The former senior examiner, who left after three years in post and more than 20 as a setter, said he wrote to Education Secretary Michael Russell in November warning of a “catastrophe” due to the exam body’s decision to proceed with the finalisation of the 2013 exam despite none of the team responsible for its setting still being in post.

“I would urge you to become actively involved in this very serious matter as far as the young folks currently preparing themselves for Higher mathematics 2013 are concerned,” he wrote. He said he was yet to receive a response from the minister.

The former principal assessor – who had his contract terminated after refusing to attend a meeting with managers – said he also had fears that a lack of experience among markers would lead to inconsistencies in the grades awarded to pupils.

“We knew how the papers operated, how to structure them to get the best out of the candidates,” he said. “That’s experience you don’t get overnight. The people who have taken over have no experience in setting whatsoever. You need consistency in marking and what you are looking for in a candidate.

“In 2012, I can say hand on heart that if you got an A from one marker, you would get that A from another – my concern is that consistency is not there now.”

Both alleged the SQA had taken shortcuts in appointing replacements, including giving a marking post to a newly qualified teacher and asking a setter for the Advanced Higher to become principal assessor for Higher at the same time.

Labour’s education spokesman Hugh Henry said: “It would appear the SQA are prepared to gamble with the future of pupils who will be sitting Higher maths. They have lost years of accumulated experience and knowledge and I worry that employers and universities might not have confidence in this year’s Higher maths because of the shortcuts it would appear the SQA are ready to take. This is extremely serious and Mike Russell needs to get to the bottom of this, to restore the confidence and credibility of the exam.”

Dr Gill Stewart, SQA’s director of qualifications development, said: “The SQA is very satisfied that it has a strong team of experienced appointees in place for Higher mathematics for 2013 that will oversee the marking and the quality assurance of that marking to maintain standards. Their work is overseen by an experienced member of SQA staff with expertise in mathematics, assessment and quality assurance.”

She added: “In 2012, the grade boundaries for Higher maths were adjusted to reflect a few questions at the end of paper 2 that proved to be more demanding than expected. This decision was made on the basis of clear statistical evidence. In addition, SQA received similar feedback about the exam from around 800 candidates and 80 teachers.

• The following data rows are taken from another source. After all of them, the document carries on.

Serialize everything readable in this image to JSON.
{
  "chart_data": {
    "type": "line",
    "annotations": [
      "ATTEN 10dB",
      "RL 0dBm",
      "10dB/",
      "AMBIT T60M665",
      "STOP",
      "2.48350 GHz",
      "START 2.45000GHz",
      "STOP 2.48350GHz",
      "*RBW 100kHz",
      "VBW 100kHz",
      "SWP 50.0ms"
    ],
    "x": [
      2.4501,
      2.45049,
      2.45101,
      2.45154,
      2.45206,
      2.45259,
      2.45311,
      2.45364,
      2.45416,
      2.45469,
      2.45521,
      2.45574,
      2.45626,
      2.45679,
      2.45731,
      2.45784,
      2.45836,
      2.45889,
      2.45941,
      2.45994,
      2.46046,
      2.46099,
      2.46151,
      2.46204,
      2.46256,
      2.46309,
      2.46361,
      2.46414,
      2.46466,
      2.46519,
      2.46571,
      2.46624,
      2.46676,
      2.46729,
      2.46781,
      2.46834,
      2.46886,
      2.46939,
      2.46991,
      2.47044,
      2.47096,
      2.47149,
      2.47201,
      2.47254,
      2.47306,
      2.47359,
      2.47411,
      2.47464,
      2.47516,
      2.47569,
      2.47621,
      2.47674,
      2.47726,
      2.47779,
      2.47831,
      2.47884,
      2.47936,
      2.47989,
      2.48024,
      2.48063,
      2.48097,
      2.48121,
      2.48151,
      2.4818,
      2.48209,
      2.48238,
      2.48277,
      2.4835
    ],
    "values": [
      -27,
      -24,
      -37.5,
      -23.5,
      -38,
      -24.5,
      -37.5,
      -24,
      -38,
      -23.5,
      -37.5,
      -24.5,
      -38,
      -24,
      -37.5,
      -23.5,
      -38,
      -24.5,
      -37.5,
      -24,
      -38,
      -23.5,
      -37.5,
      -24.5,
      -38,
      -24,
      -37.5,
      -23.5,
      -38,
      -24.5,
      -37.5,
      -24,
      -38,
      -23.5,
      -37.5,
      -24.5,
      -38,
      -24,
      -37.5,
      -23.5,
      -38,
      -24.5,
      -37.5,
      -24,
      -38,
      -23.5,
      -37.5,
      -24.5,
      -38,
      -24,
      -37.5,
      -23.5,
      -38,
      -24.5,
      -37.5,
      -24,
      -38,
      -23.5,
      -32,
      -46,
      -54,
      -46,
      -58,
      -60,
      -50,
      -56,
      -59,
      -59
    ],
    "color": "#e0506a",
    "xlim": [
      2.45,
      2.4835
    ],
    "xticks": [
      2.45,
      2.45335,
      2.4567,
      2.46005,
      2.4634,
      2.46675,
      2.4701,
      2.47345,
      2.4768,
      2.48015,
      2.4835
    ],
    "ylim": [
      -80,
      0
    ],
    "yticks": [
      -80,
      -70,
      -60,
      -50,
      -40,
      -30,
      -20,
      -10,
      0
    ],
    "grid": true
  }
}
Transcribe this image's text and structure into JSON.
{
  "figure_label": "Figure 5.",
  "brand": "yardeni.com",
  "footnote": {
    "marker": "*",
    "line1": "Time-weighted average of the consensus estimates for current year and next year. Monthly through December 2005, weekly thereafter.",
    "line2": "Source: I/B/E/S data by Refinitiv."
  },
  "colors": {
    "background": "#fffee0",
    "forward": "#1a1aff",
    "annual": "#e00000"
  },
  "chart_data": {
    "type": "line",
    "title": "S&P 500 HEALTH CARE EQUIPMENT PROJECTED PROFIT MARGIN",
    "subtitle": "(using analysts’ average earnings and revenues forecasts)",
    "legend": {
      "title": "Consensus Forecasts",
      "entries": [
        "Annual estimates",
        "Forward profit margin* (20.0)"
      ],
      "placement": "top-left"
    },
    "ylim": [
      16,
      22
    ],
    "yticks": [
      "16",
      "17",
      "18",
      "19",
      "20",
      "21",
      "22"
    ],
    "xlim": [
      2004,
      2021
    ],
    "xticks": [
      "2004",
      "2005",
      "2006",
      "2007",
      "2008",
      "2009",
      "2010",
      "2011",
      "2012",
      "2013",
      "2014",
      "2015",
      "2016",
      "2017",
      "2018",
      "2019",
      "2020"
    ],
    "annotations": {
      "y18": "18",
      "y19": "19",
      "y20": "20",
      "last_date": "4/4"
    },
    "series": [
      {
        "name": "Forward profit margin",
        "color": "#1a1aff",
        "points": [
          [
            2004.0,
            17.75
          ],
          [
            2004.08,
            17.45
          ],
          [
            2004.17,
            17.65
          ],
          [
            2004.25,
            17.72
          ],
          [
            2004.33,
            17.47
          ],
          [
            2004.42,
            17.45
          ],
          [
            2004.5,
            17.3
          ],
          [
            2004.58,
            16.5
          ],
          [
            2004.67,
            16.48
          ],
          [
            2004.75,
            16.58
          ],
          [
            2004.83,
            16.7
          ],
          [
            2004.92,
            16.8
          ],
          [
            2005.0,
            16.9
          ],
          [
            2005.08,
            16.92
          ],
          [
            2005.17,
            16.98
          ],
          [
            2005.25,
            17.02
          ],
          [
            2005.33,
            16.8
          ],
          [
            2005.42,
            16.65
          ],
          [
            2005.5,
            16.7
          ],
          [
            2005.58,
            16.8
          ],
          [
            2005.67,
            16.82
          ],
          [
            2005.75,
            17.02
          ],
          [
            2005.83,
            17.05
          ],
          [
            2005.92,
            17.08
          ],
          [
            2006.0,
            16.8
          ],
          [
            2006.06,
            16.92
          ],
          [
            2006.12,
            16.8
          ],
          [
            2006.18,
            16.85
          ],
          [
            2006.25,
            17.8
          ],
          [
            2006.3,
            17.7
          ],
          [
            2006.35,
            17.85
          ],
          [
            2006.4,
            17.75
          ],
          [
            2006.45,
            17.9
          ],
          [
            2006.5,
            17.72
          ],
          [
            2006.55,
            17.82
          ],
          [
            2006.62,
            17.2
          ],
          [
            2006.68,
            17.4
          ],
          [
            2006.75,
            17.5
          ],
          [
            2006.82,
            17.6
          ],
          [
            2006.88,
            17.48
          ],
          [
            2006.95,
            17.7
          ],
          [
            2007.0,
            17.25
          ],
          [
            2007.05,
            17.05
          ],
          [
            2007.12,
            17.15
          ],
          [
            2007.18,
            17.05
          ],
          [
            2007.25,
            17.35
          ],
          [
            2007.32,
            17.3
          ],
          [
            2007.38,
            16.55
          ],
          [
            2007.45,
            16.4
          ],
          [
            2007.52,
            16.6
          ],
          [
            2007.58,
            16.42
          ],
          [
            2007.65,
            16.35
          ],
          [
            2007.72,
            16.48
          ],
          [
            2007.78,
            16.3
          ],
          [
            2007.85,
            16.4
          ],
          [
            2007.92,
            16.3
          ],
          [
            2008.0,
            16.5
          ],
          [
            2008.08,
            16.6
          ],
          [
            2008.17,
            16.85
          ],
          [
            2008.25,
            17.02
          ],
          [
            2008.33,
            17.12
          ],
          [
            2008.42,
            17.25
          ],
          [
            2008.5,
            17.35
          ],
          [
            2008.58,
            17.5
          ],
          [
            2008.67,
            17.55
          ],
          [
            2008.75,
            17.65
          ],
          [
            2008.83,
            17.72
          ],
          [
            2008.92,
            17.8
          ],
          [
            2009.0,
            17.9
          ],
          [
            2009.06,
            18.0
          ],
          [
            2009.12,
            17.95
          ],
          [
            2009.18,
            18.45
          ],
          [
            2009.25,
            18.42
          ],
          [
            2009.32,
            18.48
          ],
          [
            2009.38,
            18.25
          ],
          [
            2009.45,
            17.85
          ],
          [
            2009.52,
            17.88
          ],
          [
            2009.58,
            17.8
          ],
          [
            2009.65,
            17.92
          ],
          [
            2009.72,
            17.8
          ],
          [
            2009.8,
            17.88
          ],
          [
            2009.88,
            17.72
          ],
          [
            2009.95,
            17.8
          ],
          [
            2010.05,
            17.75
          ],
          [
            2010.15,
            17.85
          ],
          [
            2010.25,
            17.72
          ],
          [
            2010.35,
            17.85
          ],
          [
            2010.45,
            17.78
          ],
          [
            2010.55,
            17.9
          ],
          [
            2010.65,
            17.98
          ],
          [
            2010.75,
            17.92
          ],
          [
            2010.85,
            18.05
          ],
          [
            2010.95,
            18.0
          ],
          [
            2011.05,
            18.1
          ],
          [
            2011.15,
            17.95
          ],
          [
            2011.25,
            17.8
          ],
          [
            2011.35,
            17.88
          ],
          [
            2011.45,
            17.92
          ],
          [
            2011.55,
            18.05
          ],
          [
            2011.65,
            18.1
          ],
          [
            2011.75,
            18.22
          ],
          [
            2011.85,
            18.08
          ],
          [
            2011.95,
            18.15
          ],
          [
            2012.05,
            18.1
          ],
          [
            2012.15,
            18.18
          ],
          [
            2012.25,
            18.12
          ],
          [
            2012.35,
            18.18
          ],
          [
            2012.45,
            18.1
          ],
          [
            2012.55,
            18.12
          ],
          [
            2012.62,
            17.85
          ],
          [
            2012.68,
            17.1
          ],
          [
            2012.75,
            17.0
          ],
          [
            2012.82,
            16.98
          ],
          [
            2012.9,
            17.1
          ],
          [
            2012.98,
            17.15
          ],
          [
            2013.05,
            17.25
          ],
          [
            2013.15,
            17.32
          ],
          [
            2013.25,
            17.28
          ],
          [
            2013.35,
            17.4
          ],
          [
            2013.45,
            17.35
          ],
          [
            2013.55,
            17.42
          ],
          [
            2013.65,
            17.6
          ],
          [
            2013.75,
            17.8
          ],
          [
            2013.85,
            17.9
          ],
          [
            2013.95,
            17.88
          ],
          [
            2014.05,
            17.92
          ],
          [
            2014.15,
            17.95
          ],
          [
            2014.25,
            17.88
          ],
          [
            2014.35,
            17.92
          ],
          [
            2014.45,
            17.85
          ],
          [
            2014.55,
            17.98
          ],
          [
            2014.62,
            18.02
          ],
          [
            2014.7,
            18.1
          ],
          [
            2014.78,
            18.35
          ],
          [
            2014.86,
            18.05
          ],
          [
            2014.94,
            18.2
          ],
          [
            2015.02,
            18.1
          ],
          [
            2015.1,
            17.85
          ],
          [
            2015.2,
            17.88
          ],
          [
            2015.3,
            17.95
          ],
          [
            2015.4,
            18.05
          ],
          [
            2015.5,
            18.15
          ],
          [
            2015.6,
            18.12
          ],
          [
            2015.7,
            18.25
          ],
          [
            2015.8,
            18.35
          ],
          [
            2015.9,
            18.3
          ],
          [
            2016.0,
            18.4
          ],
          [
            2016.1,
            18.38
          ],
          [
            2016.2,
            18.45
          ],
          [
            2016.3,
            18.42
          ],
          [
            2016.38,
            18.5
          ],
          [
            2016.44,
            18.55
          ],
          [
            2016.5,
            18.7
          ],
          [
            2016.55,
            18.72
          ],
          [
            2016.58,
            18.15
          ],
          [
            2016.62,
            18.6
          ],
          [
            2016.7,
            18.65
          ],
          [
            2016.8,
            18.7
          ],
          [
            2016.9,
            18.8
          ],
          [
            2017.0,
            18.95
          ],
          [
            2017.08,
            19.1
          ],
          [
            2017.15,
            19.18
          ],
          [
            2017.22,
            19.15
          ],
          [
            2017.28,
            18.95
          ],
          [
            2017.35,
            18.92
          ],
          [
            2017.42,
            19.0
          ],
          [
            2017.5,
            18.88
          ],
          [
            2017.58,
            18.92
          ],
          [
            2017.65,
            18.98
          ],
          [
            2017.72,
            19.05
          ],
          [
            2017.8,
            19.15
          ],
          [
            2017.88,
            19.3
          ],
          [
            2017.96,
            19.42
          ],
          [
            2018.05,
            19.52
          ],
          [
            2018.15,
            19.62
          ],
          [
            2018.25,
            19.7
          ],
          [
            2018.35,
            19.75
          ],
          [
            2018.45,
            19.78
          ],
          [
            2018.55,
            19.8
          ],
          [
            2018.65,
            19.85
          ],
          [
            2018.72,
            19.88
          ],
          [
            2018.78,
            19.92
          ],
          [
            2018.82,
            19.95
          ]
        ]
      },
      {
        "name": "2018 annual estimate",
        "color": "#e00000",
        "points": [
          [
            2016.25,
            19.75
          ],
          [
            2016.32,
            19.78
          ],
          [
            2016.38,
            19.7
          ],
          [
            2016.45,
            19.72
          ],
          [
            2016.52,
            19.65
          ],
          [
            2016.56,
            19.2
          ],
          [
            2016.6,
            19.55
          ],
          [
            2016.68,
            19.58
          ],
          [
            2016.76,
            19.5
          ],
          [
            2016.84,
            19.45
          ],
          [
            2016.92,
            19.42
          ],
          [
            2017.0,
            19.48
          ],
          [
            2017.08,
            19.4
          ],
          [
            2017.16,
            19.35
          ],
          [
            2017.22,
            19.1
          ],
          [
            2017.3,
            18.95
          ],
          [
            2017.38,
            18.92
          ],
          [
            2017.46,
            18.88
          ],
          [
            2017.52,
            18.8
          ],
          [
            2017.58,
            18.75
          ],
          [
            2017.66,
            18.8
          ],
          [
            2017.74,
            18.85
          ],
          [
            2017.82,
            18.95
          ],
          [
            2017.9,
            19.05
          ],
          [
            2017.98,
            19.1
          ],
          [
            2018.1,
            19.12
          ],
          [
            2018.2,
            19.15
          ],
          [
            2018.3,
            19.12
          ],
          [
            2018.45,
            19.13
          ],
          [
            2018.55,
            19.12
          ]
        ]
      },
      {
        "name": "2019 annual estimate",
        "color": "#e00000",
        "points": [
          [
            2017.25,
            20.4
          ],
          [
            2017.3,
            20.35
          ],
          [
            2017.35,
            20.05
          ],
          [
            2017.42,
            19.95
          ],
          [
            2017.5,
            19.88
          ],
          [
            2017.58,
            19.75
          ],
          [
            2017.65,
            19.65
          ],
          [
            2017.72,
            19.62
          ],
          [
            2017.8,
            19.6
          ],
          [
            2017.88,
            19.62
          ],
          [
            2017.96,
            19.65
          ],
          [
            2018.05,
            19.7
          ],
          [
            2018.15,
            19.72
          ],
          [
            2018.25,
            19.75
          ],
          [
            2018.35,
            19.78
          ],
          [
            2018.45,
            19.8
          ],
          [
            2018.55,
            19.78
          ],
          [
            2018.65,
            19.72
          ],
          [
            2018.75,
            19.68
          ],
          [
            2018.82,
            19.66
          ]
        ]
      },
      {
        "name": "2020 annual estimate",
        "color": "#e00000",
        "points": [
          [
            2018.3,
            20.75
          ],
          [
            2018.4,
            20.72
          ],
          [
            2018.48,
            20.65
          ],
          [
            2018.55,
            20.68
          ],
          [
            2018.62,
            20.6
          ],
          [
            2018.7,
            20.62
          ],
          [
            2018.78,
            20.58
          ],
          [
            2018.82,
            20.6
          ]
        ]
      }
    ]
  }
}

“SQA is satisfied that the grade boundaries for Higher maths were set appropriately to ensure that a candidate who would have achieved a C grade in 2011 would also get the same grade if they had sat the 2012 exam. This ensures that we are fair to candidates from one year to the next and that standards are maintained from year to year.”

Last August, the SQA said pass rates at Standard Grade, Higher and Advanced Higher had all reached their best-ever levels.